Assessment of Plasma B2-Microglobulin among Sudanese with Type 2 Diabetes Mellitus
Dr. Badreldien Hassan Elabid, Dr. Samia Mahadi Ahmed, Noon Babiker Mohammed Ahmed

Background: Diabetic nephropathy cause gradual renal impairment that may end stage renal failure. In glomerular kidney disease, the glomeruli can't filter B2-microglobulin out of the blood, so levels increase in the blood and decrease in the urine. In tubular kidney disease, the tubules can't reabsorb it back into the blood, so urine levels rise and blood levels fall. Objectives: To assess the plasma levels of B2-microglobulin, creatinine clearance, blood HbA1C% and body mass index in Sudanese patient with type 2 diabetes. Materials and methods: This is a case-control study conducted in two diabetic centers in Khartoum state, Sudan, from March 2010 to November 2013. A total of 300 Sudanese patients with type2 diabetes mellitus as a test group, and 150 healthy subjects as a control group were enrolled in this study. Both groups were matched for gender and age. The plasma levels of Beta2-microglobulin, blood HbA1c and plasma creatinine were measured using Nephelometry, and creatinine clearance was calculated for each participant. SPSS was used for analysis of data.

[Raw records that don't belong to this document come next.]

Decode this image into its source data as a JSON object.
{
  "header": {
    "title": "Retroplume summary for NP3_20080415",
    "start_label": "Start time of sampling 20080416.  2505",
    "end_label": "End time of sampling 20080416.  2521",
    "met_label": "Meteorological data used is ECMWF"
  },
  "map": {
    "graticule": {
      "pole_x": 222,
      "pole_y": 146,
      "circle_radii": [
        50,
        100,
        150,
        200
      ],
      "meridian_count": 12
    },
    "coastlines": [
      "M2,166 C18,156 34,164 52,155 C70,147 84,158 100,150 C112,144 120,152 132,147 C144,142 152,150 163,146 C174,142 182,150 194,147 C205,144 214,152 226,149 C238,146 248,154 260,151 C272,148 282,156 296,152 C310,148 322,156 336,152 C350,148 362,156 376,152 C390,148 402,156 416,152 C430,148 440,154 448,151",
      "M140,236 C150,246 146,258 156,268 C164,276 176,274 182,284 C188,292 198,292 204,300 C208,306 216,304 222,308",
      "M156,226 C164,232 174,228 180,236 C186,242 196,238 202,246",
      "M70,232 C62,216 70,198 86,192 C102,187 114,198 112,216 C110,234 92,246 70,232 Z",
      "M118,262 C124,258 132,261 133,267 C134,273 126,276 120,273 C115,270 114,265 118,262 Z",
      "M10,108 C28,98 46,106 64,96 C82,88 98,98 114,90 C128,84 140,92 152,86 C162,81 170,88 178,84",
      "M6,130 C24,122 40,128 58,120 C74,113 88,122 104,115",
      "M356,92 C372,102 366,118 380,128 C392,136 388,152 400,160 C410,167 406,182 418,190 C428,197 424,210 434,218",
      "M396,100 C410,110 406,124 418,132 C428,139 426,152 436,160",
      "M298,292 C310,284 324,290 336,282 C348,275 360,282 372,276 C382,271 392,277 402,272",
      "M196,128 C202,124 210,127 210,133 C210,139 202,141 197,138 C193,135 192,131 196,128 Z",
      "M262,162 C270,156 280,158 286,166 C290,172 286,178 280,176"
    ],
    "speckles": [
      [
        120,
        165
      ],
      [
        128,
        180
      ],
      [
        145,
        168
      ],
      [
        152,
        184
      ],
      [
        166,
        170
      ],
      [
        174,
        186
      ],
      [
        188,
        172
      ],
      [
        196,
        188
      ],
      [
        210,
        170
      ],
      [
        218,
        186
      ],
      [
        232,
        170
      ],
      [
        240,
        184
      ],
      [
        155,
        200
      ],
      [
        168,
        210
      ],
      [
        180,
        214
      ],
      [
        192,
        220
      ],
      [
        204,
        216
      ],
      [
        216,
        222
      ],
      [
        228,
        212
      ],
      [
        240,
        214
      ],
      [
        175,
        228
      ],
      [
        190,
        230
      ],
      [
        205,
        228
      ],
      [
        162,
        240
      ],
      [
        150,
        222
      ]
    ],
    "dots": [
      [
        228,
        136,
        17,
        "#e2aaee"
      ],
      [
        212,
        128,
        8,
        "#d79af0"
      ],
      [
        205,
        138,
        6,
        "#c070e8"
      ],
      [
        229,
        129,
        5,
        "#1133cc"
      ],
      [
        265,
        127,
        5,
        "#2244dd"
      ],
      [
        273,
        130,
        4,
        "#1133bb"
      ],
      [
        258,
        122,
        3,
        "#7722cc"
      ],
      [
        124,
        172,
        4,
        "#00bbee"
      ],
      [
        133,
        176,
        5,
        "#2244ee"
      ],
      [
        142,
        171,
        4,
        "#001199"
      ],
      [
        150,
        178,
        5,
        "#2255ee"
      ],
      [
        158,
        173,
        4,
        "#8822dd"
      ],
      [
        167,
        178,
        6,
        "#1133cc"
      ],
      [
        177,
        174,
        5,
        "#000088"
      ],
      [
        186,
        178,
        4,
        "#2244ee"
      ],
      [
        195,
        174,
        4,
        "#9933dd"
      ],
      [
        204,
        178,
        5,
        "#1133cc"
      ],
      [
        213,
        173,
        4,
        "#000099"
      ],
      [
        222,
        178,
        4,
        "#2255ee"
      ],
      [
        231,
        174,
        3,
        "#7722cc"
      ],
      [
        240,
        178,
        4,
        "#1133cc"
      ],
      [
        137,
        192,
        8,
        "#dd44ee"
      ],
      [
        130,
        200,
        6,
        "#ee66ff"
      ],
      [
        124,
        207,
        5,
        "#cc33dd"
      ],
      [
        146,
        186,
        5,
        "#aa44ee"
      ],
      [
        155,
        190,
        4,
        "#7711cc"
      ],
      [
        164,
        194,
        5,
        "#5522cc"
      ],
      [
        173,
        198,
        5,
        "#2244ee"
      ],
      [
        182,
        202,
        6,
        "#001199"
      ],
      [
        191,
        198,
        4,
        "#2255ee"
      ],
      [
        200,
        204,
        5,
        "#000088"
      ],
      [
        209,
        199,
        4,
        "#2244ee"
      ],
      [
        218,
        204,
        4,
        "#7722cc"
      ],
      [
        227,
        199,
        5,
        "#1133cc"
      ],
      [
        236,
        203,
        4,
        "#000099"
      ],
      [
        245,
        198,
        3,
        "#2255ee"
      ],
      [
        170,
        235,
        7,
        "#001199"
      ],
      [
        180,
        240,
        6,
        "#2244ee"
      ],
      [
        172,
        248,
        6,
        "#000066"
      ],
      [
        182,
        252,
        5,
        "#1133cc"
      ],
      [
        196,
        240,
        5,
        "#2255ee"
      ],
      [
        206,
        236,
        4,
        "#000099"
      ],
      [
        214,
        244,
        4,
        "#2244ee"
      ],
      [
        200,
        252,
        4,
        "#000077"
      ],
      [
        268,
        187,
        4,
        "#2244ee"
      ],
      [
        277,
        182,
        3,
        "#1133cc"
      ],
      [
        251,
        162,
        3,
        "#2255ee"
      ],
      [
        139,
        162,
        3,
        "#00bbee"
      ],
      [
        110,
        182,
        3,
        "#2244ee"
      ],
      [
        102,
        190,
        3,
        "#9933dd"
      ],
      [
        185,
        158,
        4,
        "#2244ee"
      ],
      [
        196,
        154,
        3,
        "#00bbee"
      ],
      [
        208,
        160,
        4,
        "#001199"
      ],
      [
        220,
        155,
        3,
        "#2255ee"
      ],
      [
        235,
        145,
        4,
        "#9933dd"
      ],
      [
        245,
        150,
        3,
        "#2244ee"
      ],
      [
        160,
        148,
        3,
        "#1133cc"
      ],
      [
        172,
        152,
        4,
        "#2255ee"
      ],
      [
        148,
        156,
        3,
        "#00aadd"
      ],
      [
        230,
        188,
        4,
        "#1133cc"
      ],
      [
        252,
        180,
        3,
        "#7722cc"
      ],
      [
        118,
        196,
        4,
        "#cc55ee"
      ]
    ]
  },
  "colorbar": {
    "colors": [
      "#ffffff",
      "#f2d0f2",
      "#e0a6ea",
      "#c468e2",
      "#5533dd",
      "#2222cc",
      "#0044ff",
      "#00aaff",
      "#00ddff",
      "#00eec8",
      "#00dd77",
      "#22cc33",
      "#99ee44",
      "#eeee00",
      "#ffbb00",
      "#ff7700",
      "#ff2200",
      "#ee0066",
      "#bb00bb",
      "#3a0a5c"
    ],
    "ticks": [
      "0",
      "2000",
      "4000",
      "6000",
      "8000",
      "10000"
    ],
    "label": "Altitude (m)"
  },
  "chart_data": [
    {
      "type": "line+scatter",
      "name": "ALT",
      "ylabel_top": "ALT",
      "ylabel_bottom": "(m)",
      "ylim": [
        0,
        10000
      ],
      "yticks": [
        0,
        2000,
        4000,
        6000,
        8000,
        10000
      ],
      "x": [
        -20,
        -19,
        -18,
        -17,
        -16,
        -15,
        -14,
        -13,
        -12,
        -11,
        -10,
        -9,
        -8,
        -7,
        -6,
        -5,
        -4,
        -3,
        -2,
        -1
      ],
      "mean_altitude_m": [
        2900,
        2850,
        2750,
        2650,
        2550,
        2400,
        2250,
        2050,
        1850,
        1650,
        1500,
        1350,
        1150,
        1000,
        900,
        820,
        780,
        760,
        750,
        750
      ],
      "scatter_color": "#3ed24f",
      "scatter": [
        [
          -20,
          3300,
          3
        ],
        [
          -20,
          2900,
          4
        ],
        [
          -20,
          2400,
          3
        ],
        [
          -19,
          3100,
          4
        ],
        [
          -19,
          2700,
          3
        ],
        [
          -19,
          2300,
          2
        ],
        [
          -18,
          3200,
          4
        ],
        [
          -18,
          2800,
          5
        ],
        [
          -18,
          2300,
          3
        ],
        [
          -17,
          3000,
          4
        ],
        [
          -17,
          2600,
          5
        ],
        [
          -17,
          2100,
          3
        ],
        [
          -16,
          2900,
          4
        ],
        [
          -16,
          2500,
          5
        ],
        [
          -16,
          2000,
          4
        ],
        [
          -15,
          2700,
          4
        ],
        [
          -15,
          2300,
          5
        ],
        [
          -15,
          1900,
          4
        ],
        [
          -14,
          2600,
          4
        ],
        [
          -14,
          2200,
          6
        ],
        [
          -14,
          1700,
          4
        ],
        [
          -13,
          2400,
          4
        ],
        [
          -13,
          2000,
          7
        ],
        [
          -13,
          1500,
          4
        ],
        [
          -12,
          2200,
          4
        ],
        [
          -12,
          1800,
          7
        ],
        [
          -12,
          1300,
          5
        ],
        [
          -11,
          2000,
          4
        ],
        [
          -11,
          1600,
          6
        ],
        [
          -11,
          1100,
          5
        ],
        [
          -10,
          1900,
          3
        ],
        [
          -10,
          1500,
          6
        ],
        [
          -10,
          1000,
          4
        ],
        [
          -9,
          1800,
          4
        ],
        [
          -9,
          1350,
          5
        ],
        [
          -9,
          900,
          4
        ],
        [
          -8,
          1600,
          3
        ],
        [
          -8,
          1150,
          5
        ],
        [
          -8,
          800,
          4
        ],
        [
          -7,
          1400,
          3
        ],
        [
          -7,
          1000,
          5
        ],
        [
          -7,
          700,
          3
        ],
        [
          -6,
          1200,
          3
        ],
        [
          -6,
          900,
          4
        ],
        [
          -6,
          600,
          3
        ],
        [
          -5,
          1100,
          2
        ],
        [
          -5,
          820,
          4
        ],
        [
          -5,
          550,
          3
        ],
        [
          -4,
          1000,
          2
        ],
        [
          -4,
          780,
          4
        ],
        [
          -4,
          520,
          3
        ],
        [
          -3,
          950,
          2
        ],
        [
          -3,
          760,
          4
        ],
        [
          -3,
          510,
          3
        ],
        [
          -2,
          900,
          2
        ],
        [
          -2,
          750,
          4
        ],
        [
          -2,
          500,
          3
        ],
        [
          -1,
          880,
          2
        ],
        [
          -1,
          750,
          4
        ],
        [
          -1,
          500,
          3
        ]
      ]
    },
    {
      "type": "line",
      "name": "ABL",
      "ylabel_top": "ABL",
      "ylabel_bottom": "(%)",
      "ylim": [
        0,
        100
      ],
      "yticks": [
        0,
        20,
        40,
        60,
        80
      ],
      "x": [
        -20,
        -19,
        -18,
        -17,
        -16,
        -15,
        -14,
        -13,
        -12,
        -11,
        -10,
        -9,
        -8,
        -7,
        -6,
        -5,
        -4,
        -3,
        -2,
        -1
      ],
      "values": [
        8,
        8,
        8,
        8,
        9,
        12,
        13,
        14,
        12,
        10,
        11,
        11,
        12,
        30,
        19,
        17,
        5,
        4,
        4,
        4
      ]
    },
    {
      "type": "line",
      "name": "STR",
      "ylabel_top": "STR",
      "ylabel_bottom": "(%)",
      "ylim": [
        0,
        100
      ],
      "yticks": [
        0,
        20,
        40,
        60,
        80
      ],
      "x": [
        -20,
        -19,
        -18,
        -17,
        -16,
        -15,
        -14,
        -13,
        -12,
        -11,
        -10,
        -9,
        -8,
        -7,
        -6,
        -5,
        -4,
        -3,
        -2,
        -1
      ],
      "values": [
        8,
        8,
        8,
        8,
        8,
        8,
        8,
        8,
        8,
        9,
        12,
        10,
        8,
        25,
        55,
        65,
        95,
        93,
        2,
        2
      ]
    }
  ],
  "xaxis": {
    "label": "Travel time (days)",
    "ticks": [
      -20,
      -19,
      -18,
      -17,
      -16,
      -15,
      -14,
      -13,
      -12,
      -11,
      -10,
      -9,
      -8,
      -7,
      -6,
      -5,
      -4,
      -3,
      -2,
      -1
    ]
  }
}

Results: The means of the plasma levels of Beta2-microglobulin, HbA1c% and the body mass index were significantly raised in the diabetic group when compared to the control group (p<0.05).The study showed a significant moderate inverse correlation between Beta2-microglobulin and creatinine clearance (r=-0.56,p=0.04) in the diabetic group, and also showed a significant moderate positive correlation between the plasma levels of Beta2-microglobulin and HbA1c% (r=o.50,p=0.03). Conclusion: The present data indicates that among Sudanese patients with Type 2 Diabetes Mellitus, the plasma levels of Beta2-microglobulin is significantly raised and has a significant moderate positive correlation with glycatedhaemoglubin % and a significant moderate inverse correlation with creatinine clearance.